Iran holds roughly 440 kilograms of uranium enriched to 60% purity, a level that is a short technical step from weapons-grade. The International Atomic Energy Agency has assessed this is enough material, if further enriched, to produce about 11 nuclear weapons . The US has long insisted the stockpile must be eliminated as a precondition for any lasting deal.
On May 25, President Trump signaled a clear softening from an earlier position that all the material must be shipped out of Iran. In a Truth Social post, he outlined three acceptable options: immediate transfer to the US for destruction; destruction "in place" inside Iran under international supervision and in coordination with Tehran; or destruction at another mutually acceptable location, witnessed by the Atomic Energy Commission or its equivalent . He referred to the stockpile as "Nuclear Dust!" and said the IAEA would oversee the process
.
Iran has resisted any outright physical handover of the material. Its counter-proposal, according to Le Monde, involves diluting the stockpile under IAEA supervision—a step that was partially implemented during the JCPOA era—with the remainder exported to Russia, rather than sent to the United States . Hardliners in Tehran are pushing back against any uranium disposal, and this single issue has repeatedly derailed the broader talks
.
The MoU was intentionally structured to kick the nuclear can down the road. Iran has refused to include permanent cessation of enrichment or dismantlement of its facilities in this first-phase document, committing only to future nuclear talks without any substantive concessions at this stage . Washington views this as buying time, while Tehran treats it as a line it will not cross before sanctions relief.

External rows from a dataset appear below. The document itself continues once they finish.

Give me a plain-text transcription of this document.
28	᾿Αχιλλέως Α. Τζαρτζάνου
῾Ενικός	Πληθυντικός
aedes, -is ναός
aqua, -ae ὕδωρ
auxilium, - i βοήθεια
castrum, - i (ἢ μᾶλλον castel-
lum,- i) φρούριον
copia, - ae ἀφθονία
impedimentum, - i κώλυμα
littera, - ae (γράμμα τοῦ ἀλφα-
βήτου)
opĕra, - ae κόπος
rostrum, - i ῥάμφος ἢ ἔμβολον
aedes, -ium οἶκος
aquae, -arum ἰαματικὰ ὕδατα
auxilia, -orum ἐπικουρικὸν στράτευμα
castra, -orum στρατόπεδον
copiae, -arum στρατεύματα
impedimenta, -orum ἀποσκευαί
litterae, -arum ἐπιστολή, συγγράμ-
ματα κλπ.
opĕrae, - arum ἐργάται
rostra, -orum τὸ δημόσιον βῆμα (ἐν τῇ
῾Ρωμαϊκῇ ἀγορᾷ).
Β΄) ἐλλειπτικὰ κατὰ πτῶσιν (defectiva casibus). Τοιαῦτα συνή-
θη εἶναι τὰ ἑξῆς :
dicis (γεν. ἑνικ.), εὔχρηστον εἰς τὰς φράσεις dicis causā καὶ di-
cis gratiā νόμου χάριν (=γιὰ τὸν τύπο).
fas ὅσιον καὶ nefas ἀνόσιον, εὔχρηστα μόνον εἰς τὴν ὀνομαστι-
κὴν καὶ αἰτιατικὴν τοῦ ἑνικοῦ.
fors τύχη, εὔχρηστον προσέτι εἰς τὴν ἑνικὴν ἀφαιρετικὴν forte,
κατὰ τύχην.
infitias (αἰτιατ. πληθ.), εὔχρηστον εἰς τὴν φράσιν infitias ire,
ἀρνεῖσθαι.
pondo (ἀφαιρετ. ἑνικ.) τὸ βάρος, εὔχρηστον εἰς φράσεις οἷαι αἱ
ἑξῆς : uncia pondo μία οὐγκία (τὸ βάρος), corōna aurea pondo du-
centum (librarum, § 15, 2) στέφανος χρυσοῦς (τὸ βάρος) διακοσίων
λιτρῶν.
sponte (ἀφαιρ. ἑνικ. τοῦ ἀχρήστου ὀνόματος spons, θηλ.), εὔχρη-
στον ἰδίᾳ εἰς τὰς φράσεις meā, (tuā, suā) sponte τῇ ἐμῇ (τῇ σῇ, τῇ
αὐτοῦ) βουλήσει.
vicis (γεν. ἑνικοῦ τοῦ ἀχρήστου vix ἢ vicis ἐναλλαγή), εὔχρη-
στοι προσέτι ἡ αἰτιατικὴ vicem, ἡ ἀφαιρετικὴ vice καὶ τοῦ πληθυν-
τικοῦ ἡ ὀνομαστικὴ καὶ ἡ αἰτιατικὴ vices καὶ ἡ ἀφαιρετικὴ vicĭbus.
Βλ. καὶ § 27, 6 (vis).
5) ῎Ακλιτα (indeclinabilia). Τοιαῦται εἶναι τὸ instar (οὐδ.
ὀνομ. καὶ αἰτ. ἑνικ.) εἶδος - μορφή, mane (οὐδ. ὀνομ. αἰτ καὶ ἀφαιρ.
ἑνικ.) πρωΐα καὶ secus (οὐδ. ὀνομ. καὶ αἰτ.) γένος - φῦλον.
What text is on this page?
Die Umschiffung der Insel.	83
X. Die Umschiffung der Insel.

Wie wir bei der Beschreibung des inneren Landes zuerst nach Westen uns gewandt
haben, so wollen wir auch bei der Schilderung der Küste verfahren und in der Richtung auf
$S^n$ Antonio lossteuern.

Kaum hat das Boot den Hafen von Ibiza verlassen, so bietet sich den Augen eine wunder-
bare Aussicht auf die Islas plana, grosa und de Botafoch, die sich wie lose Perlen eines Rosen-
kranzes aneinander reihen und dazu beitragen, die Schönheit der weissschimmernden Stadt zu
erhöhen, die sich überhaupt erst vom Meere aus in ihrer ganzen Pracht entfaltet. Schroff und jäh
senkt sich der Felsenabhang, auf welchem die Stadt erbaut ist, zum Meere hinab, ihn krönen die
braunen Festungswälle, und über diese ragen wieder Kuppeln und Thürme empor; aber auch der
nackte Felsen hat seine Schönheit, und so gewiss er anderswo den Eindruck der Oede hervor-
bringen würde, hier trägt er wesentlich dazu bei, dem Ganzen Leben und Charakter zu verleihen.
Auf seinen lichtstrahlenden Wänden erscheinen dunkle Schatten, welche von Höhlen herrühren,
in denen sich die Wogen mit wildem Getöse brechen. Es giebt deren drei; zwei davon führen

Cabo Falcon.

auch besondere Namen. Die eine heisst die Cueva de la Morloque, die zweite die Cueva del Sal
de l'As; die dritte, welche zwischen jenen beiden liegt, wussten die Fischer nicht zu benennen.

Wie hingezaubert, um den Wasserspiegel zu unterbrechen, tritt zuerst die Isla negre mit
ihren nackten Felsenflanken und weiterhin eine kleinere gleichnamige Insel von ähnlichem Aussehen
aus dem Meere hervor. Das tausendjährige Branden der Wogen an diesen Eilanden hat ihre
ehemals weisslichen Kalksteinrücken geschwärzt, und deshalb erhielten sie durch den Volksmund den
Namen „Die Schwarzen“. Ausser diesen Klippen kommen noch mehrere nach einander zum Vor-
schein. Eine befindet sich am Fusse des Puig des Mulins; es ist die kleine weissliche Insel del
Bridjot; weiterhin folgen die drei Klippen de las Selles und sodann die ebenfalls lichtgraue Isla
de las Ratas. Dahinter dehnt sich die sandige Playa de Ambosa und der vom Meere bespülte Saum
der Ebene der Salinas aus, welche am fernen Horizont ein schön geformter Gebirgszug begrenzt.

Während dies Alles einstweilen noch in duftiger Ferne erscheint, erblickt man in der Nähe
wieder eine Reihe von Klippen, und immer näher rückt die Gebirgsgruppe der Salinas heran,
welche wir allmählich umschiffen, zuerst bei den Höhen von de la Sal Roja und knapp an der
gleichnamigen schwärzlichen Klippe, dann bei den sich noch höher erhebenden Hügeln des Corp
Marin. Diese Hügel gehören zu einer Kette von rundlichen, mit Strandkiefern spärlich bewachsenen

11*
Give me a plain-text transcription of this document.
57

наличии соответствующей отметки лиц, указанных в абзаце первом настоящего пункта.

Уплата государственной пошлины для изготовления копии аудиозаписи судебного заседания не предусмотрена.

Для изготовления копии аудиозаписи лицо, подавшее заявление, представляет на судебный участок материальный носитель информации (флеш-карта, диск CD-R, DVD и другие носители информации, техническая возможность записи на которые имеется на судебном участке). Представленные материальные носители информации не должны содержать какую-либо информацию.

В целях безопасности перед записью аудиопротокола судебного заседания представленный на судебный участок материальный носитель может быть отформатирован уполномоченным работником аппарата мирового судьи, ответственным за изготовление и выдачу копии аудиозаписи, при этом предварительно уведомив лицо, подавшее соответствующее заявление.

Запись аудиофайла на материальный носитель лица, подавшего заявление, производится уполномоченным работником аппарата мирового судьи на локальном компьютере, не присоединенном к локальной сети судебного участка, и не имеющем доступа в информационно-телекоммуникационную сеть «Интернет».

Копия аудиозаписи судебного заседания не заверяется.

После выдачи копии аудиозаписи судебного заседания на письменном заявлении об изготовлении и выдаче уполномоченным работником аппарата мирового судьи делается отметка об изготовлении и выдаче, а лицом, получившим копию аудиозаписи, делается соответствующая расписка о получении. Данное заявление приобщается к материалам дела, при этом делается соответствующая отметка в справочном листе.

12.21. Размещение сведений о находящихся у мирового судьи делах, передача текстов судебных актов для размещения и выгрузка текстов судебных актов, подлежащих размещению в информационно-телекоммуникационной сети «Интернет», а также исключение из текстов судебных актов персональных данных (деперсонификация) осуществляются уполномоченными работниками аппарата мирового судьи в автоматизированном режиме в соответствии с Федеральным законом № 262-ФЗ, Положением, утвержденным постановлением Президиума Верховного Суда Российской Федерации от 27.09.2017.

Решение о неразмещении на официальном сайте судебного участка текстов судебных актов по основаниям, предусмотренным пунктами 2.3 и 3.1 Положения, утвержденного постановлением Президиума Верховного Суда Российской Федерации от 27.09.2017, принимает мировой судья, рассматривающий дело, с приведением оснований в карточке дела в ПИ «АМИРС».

Money is the other main sticking point. Iran is demanding the release of frozen assets as a precondition for even the preliminary MoU.
Specifically, Iranian negotiators have made access to $12 billion in frozen funds held in Qatar a strict precondition for moving forward, according to a source with direct knowledge cited by Iran International . Reports from Iran's Tasnim agency add that Tehran wants half of a broader $24 billion released immediately upon announcement of the MoU, with the remainder freed within 60 days
.
Other estimates suggest the total disputed sum ranges as high as $20–25 billion across multiple jurisdictions . The US has been reluctant to release such large sums upfront, and the sequencing of money for concessions remains one of the hardest disputes
.
Even as US officials say the framework is close, hardliners inside Iran are resisting terms that include uranium disposal and reopening the Strait of Hormuz under conditions linked to US demands . The US side has its own caution light: Trump told representatives "not to rush into a deal" just as regional officials described the agreement as near-final
.
As of May 25–26, 2026, the negotiations are stalled, with reports of new strikes near Hormuz and renewed US ultimatums . The broad template exists, but the deal remains unsigned because it deliberately postpones the hardest questions—uranium disposal and nuclear enrichment rights—while two immediate disputes over money and material block the first step.